- Occupation: Cartoonist
- Writing career
- Notable work: Reader's Digest
- Website: reynoldsunwrapped.wixsite.com/mysite

= Dan Reynolds (cartoonist) =

American cartoonist

Dan Reynolds (born July 26, 1960) began drawing cartoons in December 1989 at the age of twenty-nine. His work is seen nationally on greeting cards with the American Greetings brands Recycled Paper Greetings and Papyrus Greetings, as well as in Reader's Digest.

==Cartoons==
Reynolds is best known for his cartoon series, Reynolds Unwrapped.

His work appears in almost every issue of Reader's Digest (where he is known for his cow, pig and chicken cartoons) and in stores featuring greeting cards published by American Greetings (Recycled Paper Greetings and Papyrus Greetings), Design Design and NobleWorks.

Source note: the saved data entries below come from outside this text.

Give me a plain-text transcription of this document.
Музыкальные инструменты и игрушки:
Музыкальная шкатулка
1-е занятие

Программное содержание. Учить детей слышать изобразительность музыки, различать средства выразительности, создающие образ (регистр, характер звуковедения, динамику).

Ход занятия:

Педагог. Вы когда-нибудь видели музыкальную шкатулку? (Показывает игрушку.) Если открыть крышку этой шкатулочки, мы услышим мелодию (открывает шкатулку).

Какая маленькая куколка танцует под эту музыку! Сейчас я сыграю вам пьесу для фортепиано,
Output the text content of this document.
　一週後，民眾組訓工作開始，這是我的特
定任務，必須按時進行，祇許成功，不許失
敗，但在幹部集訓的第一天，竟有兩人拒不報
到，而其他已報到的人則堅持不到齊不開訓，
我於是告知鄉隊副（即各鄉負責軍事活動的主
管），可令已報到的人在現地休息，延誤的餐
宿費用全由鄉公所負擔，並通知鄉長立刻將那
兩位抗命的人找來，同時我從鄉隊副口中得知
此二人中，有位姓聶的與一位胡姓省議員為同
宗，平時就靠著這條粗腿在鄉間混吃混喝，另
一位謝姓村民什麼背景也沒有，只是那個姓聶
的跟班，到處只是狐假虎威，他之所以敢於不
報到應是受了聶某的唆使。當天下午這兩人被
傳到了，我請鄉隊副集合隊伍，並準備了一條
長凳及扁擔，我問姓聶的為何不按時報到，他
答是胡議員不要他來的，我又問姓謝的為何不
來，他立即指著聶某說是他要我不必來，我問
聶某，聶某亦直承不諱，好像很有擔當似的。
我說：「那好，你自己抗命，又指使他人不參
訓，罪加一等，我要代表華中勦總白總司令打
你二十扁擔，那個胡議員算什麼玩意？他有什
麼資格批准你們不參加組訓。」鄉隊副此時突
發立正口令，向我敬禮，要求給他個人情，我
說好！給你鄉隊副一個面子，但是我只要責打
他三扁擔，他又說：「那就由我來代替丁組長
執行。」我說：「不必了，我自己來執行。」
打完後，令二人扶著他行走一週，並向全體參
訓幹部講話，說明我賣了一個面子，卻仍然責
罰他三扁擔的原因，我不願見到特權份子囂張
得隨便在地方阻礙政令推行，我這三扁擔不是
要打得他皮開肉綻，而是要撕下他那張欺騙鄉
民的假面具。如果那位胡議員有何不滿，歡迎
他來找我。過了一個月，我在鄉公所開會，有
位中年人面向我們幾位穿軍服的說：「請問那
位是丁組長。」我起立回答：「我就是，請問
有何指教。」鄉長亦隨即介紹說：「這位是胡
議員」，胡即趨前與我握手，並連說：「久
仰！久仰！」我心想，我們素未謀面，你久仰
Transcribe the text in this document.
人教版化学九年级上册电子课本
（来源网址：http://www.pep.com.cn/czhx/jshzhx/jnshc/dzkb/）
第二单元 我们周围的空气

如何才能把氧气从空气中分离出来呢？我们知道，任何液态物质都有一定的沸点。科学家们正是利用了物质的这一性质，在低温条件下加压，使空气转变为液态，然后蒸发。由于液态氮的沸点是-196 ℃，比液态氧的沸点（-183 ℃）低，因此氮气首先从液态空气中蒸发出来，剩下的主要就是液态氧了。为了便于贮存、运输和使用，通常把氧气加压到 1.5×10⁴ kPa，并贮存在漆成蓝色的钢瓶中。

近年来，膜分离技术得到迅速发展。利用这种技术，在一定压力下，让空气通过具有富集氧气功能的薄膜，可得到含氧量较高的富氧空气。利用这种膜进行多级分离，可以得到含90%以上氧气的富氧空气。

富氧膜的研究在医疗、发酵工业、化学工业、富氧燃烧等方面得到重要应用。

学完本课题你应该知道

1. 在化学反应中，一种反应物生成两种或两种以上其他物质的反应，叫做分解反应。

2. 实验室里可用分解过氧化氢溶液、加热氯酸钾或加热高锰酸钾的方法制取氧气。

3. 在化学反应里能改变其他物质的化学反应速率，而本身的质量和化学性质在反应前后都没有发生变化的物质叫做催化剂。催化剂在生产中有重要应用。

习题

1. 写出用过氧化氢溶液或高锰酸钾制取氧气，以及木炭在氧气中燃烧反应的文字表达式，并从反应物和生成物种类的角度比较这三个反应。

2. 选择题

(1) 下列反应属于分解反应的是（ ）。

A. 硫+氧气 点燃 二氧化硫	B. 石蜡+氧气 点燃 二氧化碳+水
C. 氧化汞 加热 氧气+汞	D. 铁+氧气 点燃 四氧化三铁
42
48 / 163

Reynolds' work also appeared in the opening episode of the 2002 episode of HBO's The Sopranos and the cover of a National Lampoon cartoon book collection. His baseball cartoons are in the National Baseball Hall of Fame and Museum in Cooperstown, New York.

Reynolds spent four years in the Navy on the USS Nimitz, has a degree in psychology and currently lives in central New York state with his wife and sons.